Géopolitique — Proche-Orient



La guerre au Liban n'a été ni "imposée" ni "improvisée". Elle a été longuement préparée par Israël et les États-Unis, et son objectif est de tester la meilleure stratégie pour frapper l'Iran et ses installations nucléaires.
C'est ce qu'écrit le journaliste Seymour Hersh dans une longue enquête parue hier dans l'hebdomadaire The New Yorker. La capture de deux soldats israéliens le 12 juillet par le Hezbollah n'a été qu'un prétexte, comme tant d'autres incidents qui ont lieu de temps à autre sans qu'Israël décide de les traiter comme des casus belli majeurs, dit-il.
Hersh écrit que les responsables de l'administration ont réfuté ces accusations, mais il a affirmé hier sur CNN que ses sources étaient solides.
Rappelons que le journaliste du New Yorker a été le premier à révéler le scandale des sévices infligés par les gardes américains aux prisonniers irakiens dans la prison d'Abou Ghraïb.
Intérêts convergents
Citant des sources diplomatiques et du renseignement aux États-Unis, en Israël et en Europe, Hersh affirme qu'Israël avait ses propres raisons de frapper le Hezbollah, qui s'est nettement renforcé depuis le retrait de Tsahal du sud du Liban en 2000.
Mais l'État juif a coordonné avec les néo-conservateurs de la Maison-Blanche, y compris avec le président George W. Bush et le vice-président Dick Cheney, la meilleure façon de servir la stratégie états-unienne dans la région, contre l'Iran surtout, et la guerre contre le Hezbollah est apparue aux deux alliés comme un excellent test, souligne Hersh.

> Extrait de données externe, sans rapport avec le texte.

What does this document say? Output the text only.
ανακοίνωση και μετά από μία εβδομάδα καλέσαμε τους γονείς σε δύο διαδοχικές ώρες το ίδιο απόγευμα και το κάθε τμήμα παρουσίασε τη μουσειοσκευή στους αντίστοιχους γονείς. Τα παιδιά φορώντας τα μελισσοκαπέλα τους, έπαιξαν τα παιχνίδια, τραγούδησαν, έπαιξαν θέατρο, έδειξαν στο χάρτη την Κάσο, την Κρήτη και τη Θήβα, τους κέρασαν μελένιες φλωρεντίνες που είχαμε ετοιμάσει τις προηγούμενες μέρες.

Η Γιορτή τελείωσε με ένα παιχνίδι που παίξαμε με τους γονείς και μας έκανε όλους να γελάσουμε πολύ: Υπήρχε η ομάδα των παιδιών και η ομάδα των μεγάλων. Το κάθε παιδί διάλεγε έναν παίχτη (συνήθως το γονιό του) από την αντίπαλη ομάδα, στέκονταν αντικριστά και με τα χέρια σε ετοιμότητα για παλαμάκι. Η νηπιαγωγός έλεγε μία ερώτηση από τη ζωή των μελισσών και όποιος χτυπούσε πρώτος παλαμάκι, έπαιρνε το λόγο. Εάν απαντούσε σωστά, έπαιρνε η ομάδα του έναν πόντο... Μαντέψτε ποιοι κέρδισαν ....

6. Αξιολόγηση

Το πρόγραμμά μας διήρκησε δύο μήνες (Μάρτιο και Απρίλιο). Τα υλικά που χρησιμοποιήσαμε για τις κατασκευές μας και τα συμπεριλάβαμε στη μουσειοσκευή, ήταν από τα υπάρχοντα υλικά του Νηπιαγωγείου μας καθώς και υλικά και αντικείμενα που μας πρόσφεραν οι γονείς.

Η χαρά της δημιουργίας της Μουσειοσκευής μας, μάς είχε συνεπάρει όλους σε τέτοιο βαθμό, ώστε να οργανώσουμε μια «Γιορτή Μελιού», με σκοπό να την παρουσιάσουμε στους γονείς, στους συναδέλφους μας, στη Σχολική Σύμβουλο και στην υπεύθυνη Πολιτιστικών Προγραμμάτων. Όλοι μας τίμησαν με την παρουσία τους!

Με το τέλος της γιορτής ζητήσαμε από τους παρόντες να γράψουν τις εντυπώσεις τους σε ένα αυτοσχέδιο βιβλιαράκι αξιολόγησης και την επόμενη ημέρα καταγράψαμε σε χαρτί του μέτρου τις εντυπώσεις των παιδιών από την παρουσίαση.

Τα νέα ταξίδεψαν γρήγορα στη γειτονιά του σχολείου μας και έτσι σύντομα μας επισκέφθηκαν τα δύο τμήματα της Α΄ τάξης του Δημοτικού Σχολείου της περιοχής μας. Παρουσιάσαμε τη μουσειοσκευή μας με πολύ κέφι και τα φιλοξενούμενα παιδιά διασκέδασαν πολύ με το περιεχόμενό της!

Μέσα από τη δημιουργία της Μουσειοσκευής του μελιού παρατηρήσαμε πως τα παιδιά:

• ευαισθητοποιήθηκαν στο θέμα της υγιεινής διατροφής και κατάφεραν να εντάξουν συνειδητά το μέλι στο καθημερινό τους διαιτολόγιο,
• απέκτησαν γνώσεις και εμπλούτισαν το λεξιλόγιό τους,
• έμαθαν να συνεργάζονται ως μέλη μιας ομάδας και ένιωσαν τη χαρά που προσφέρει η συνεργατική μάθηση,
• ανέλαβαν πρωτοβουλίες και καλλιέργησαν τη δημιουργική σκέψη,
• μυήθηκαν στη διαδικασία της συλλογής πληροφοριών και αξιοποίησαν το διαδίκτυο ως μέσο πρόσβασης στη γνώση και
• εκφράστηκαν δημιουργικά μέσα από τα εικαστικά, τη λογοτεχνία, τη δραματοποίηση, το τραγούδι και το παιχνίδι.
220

L'objectif, dit-il, était de détruire le réseau souterrain fortifié où le Hezbollah déploie le nouvel arsenal électronique obtenu de l'Iran, de soulever les sunnites et les chrétiens libanais contre la milice chiite, de déployer une force de l'ONU à la frontière syrienne pour couper les envois iraniens et de permettre aux États-Unis de répéter l'opération, à plus grande échelle, contre l'Iran lui-même.

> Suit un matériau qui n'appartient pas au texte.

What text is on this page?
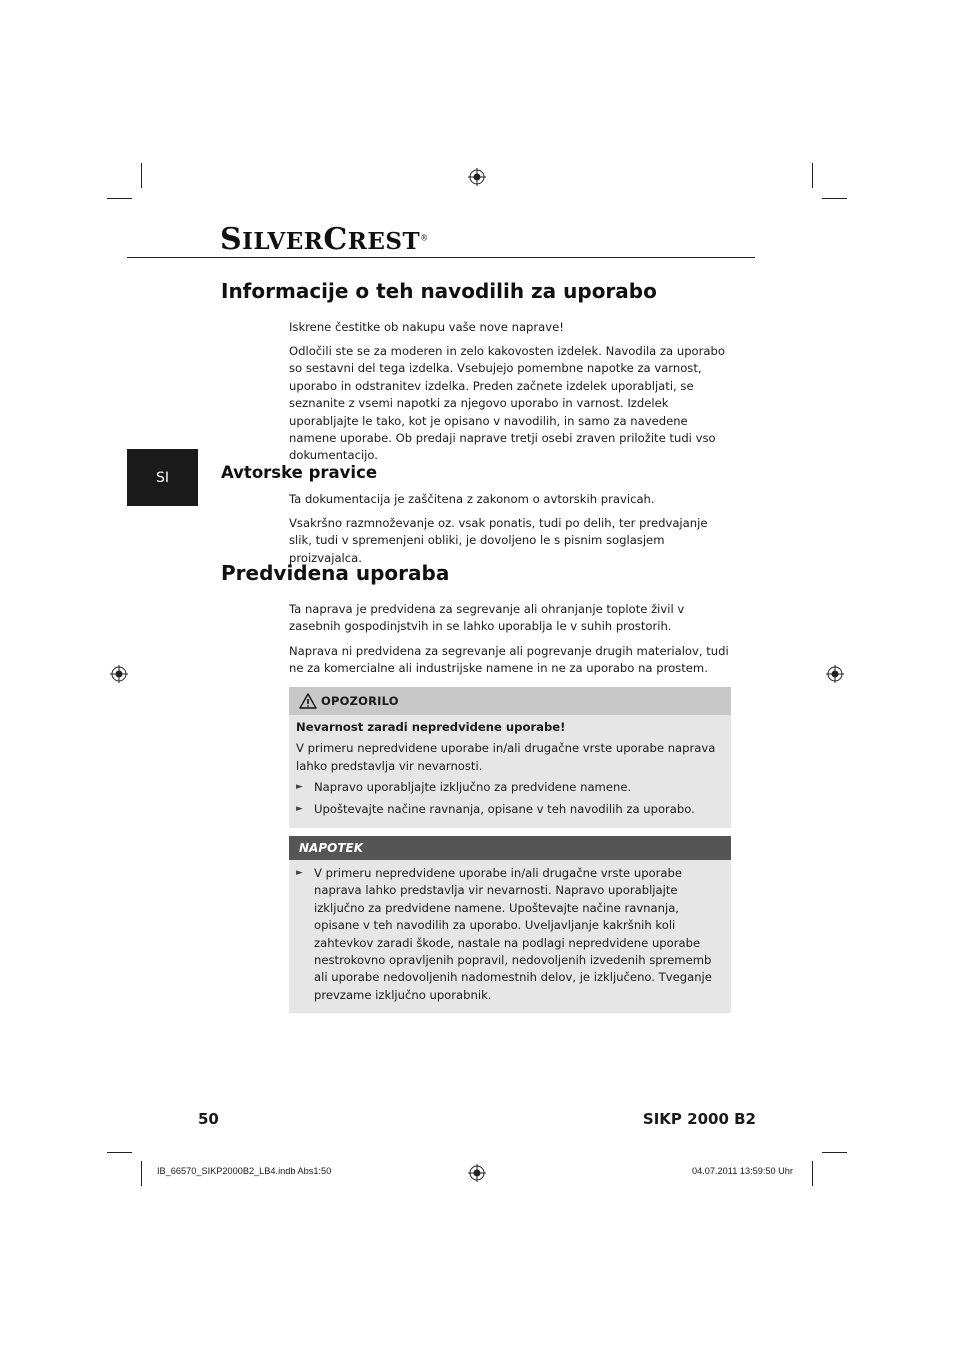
SILVERCREST®
Informacije o teh navodilih za uporabo

Iskrene čestitke ob nakupu vaše nove naprave!

Odločili ste se za moderen in zelo kakovosten izdelek. Navodila za uporabo so sestavni del tega izdelka. Vsebujejo pomembne napotke za varnost, uporabo in odstranitev izdelka. Preden začnete izdelek uporabljati, se seznanite z vsemi napotki za njegovo uporabo in varnost. Izdelek uporabljajte le tako, kot je opisano v navodilih, in samo za navedene namene uporabe. Ob predaji naprave tretji osebi zraven priložite tudi vso dokumentacijo.

SI	Avtorske pravice

Ta dokumentacija je zaščitena z zakonom o avtorskih pravicah.

Vsakršno razmnoževanje oz. vsak ponatis, tudi po delih, ter predvajanje slik, tudi v spremenjeni obliki, je dovoljeno le s pisnim soglasjem proizvajalca.

Predvidena uporaba

Ta naprava je predvidena za segrevanje ali ohranjanje toplote živil v zasebnih gospodinjstvih in se lahko uporablja le v suhih prostorih.

Naprava ni predvidena za segrevanje ali pogrevanje drugih materialov, tudi ne za komercialne ali industrijske namene in ne za uporabo na prostem.

OPOZORILO

Nevarnost zaradi nepredvidene uporabe!

V primeru nepredvidene uporabe in/ali drugačne vrste uporabe naprava lahko predstavlja vir nevarnosti.

► Napravo uporabljajte izključno za predvidene namene.
► Upoštevajte načine ravnanja, opisane v teh navodilih za uporabo.
NAPOTEK
► V primeru nepredvidene uporabe in/ali drugačne vrste uporabe naprava lahko predstavlja vir nevarnosti. Napravo uporabljajte izključno za predvidene namene. Upoštevajte načine ravnanja, opisane v teh navodilih za uporabo. Uveljavljanje kakršnih koli zahtevkov zaradi škode, nastale na podlagi nepredvidene uporabe nestrokovno opravljenih popravil, nedovoljenih izvedenih sprememb ali uporabe nedovoljenih nadomestnih delov, je izključeno. Tveganje prevzame izključno uporabnik.
50	SIKP 2000 B2
IB_66570_SIKP2000B2_LB4.indb Abs1:50	04.07.2011 13:59:50 Uhr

D'où, écrit Hersh, l'insistance de Bush à Blair, au sommet du G8, sur la responsabilité de la Syrie et de l'Iran pour mettre au pas le Hezbollah. D'où aussi, poursuit-il, l'alignement de l'Arabie Saoudite, de la Jordanie et de l'Égypte sur Washington - dans l'espoir de former, avec l'Europe, une grande coalition pour isoler l'Iran.

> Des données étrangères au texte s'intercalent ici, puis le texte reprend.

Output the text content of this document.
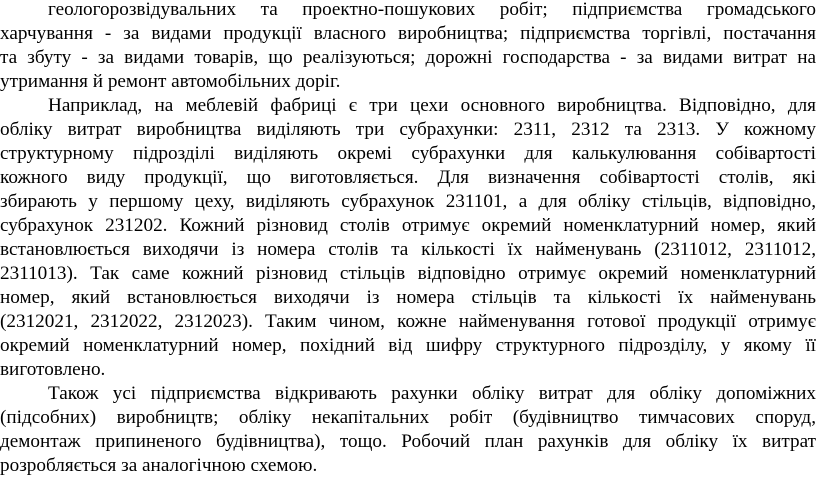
геологорозвідувальних та проектно-пошукових робіт; підприємства громадського
харчування - за видами продукції власного виробництва; підприємства торгівлі, постачання
та збуту - за видами товарів, що реалізуються; дорожні господарства - за видами витрат на
утримання й ремонт автомобільних доріг.
Наприклад, на меблевій фабриці є три цехи основного виробництва. Відповідно, для
обліку витрат виробництва виділяють три субрахунки: 2311, 2312 та 2313. У кожному
структурному підрозділі виділяють окремі субрахунки для калькулювання собівартості
кожного виду продукції, що виготовляється. Для визначення собівартості столів, які
збирають у першому цеху, виділяють субрахунок 231101, а для обліку стільців, відповідно,
субрахунок 231202. Кожний різновид столів отримує окремий номенклатурний номер, який
встановлюється виходячи із номера столів та кількості їх найменувань (2311012, 2311012,
2311013). Так саме кожний різновид стільців відповідно отримує окремий номенклатурний
номер, який встановлюється виходячи із номера стільців та кількості їх найменувань
(2312021, 2312022, 2312023). Таким чином, кожне найменування готової продукції отримує
окремий номенклатурний номер, похідний від шифру структурного підрозділу, у якому її
виготовлено.
Також усі підприємства відкривають рахунки обліку витрат для обліку допоміжних
(підсобних) виробництв; обліку некапітальних робіт (будівництво тимчасових споруд,
демонтаж припиненого будівництва), тощо. Робочий план рахунків для обліку їх витрат
розробляється за аналогічною схемою.
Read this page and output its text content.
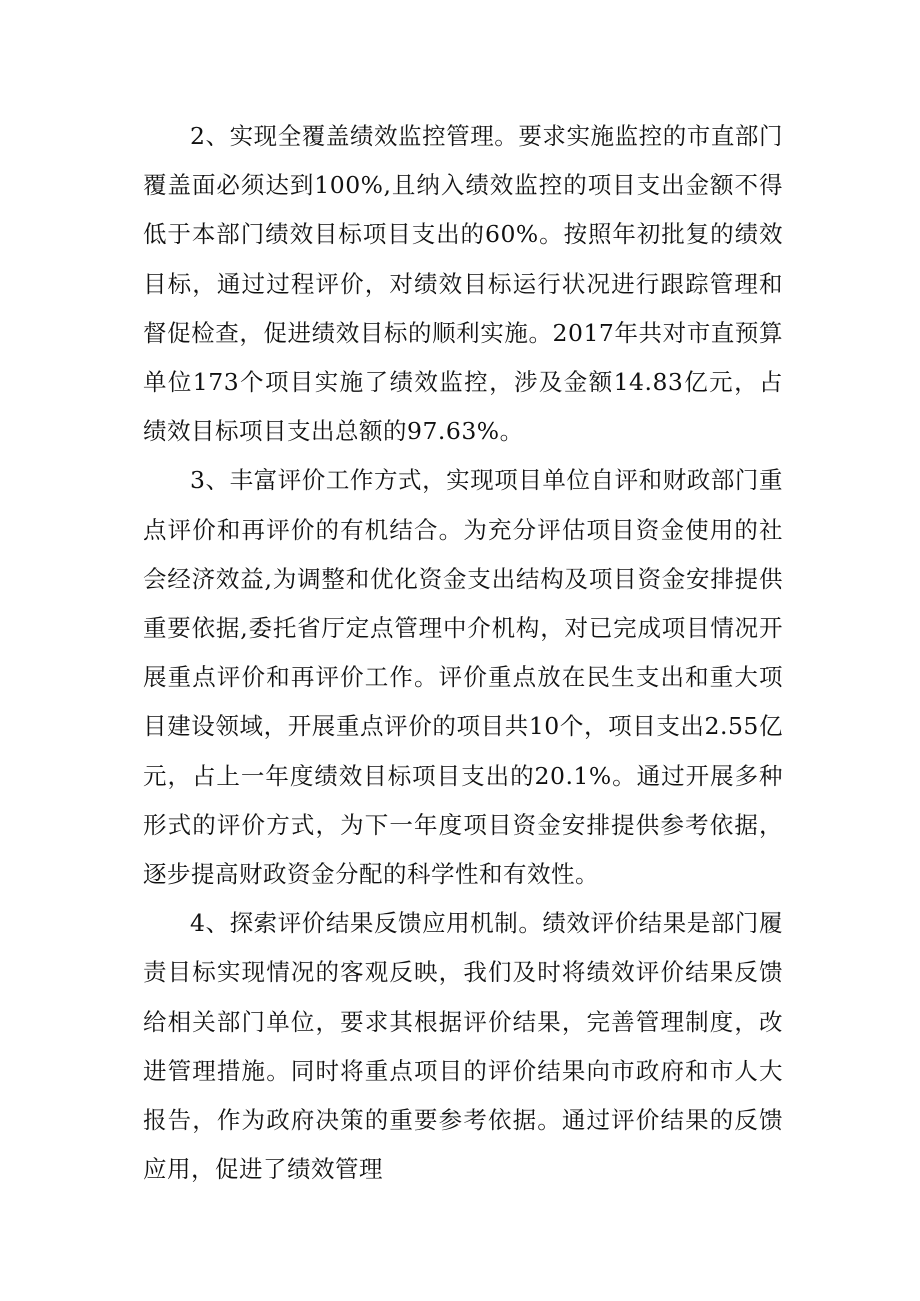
2、实现全覆盖绩效监控管理。要求实施监控的市直部门覆盖面必须达到100%,且纳入绩效监控的项目支出金额不得低于本部门绩效目标项目支出的60%。按照年初批复的绩效目标，通过过程评价，对绩效目标运行状况进行跟踪管理和督促检查，促进绩效目标的顺利实施。2017年共对市直预算单位173个项目实施了绩效监控，涉及金额14.83亿元，占绩效目标项目支出总额的97.63%。

3、丰富评价工作方式，实现项目单位自评和财政部门重点评价和再评价的有机结合。为充分评估项目资金使用的社会经济效益,为调整和优化资金支出结构及项目资金安排提供重要依据,委托省厅定点管理中介机构，对已完成项目情况开展重点评价和再评价工作。评价重点放在民生支出和重大项目建设领域，开展重点评价的项目共10个，项目支出2.55亿元，占上一年度绩效目标项目支出的20.1%。通过开展多种形式的评价方式，为下一年度项目资金安排提供参考依据，逐步提高财政资金分配的科学性和有效性。

4、探索评价结果反馈应用机制。绩效评价结果是部门履责目标实现情况的客观反映，我们及时将绩效评价结果反馈给相关部门单位，要求其根据评价结果，完善管理制度，改进管理措施。同时将重点项目的评价结果向市政府和市人大报告，作为政府决策的重要参考依据。通过评价结果的反馈应用，促进了绩效管理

Mais en détruisant les infrastructures du Liban et en tuant des civils, les raids d'Israël ont rassemblé les Libanais derrière le Hezbollah, dont la farouche résistance terrestre et les tirs de roquettes ont ralenti Tsahal. Citant les 70 jours de bombardements de l'OTAN dans la guerre du Kosovo, Israël pensait achever le Hezbollah en 35 jours. La colère de la rue et la dévastation du Liban ont poussé les régimes arabes à dire "assez", écrit Hersh.
Que conclura Bush?
"L'échec d'Israël face au Hezbollah doit être un avertissement pour la Maison-Blanche", dit Richard Armitage, ancien secrétaire adjoint de Bush, cité par Hersh. "Si une puissance comme Israël ne peut pas pacifier le Liban avec ses quatre millions d'habitants, comment appliquer cette formule à l'Iran avec ses 70 millions d'habitants et sa profondeur stratégique?" demande-t-il.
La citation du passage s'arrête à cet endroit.